When Ariel Sharon was forced to resign from the Defence Ministry in February 1983, his friend Uri Dan memorably said: "They didn't want him as defence minister. They'll get him as prime minister." It took 18 years for that prophecy to be fulfilled.

In his resignation speech on Friday, Moshe Yaalon announced he was taking "time out", though he would continue to "challenge for national leadership". Unlike Sharon, he jumped before being pushed, resigning from the Knesset and spurning a belated offer from Benjamin Netanyahu to serve as foreign minister.

If Mr Yaalon indeed intends to remain in public life and return to the political fray then, at least for now, he is the most prominent figure in the growing "anti-Netanyahu" camp within the Israeli centre-right.

He will find, however, that it is a crowded field. The undisputed figurehead of this camp is President Reuven Rivlin, who shares Mr Yaalon's hawkish views on the non-viability of the two-state solution, and also his commitment to what both men see as Israel's under-threat liberal values.

As president, however, Mr Rivlin will not be running for office, at least not in the next five years of his term. The same cannot be said of four other figures vying for the top slot; former Likud minister Gideon Saar, Yesh Atid Leader Yair Lapid, former IDF Chief of Staff Gabi Ashkenazi and leader of Kulanu, Finance Minister Moshe Kahlon, now one of the few remaining moderate voices in cabinet. Mr Yaalon stands above them, in terms of his experience and in his squeaky clean public image but, in campaigning terms, he is a poor politician.

Any prospect of a return, whether as a challenger to Mr Netanyahu within Likud, or at the helm of a new centre-right party, will largely be conditional on at least some of the other candidates falling in behind him. But apart from Mr Kahlon, they have not shown any intention to serve as deputies.

Meanwhile, for the official leader of the opposition, Isaac Herzog, things look increasingly bleak.

Zionist Union backbenchers are lining up to demand his resignation over the "humiliation" of the botched coalition talks with Likud, while a growing number of leadership challengers are demanding a date for primaries.

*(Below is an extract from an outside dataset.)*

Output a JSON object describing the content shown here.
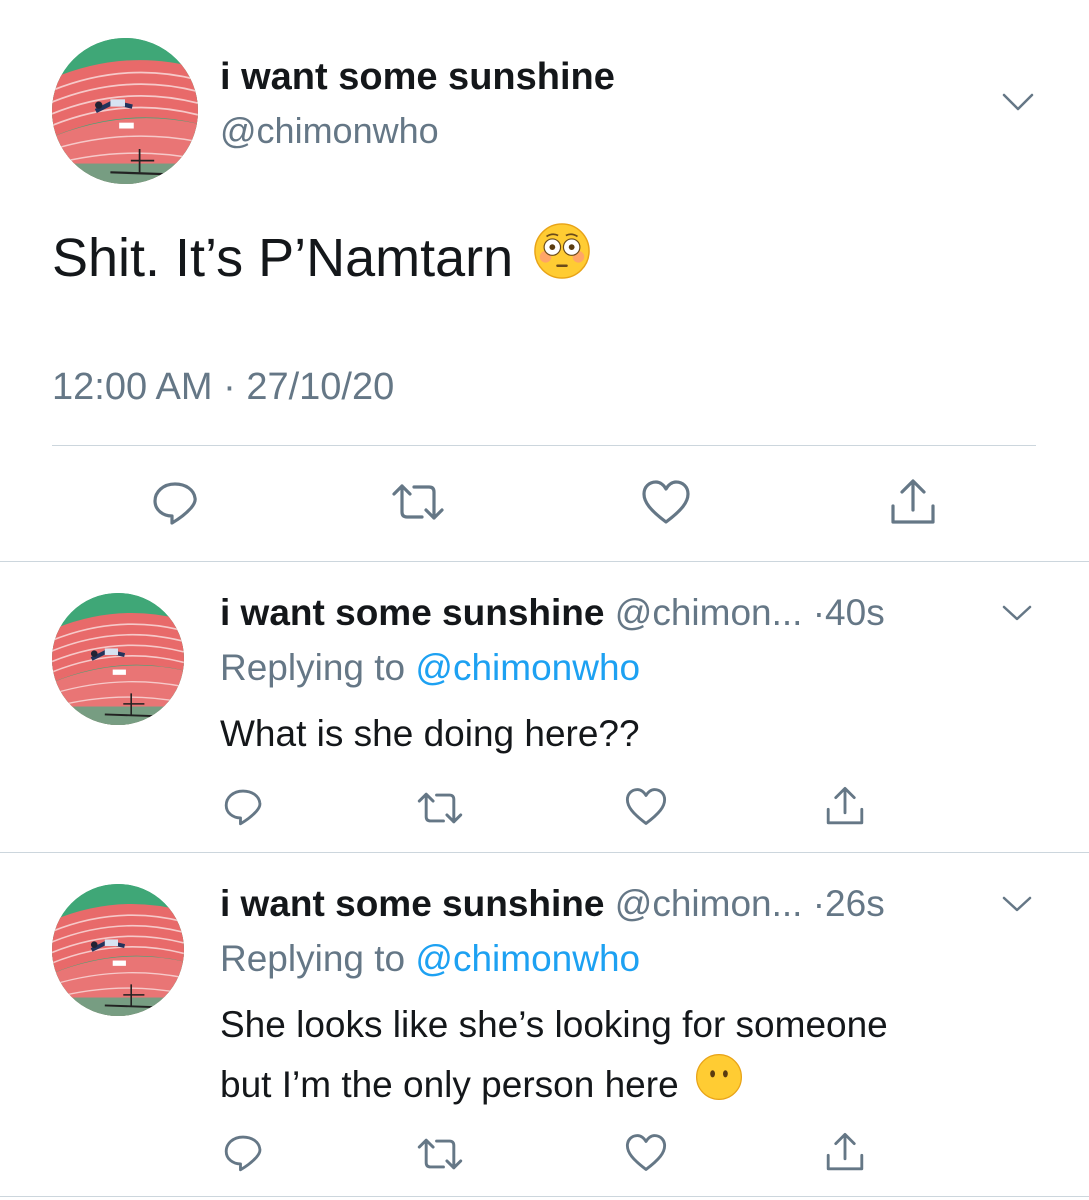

Leaders of the other three opposition parties have said they no longer recognise his overall leadership.

The only thing Mr Herzog now has going for him is the rivalry between those seeking to replace him. But it is hard to see how long he can hang on.

Over his shoulder, there is another former leader, sporting a new, dapper beard and giving interviews that warn of "budding fascism" in Israeli society. He may have broken with the party five years ago, but if there is one thing constant in Israel's volatile politics, it is that Ehud Barak is always ready to take the call.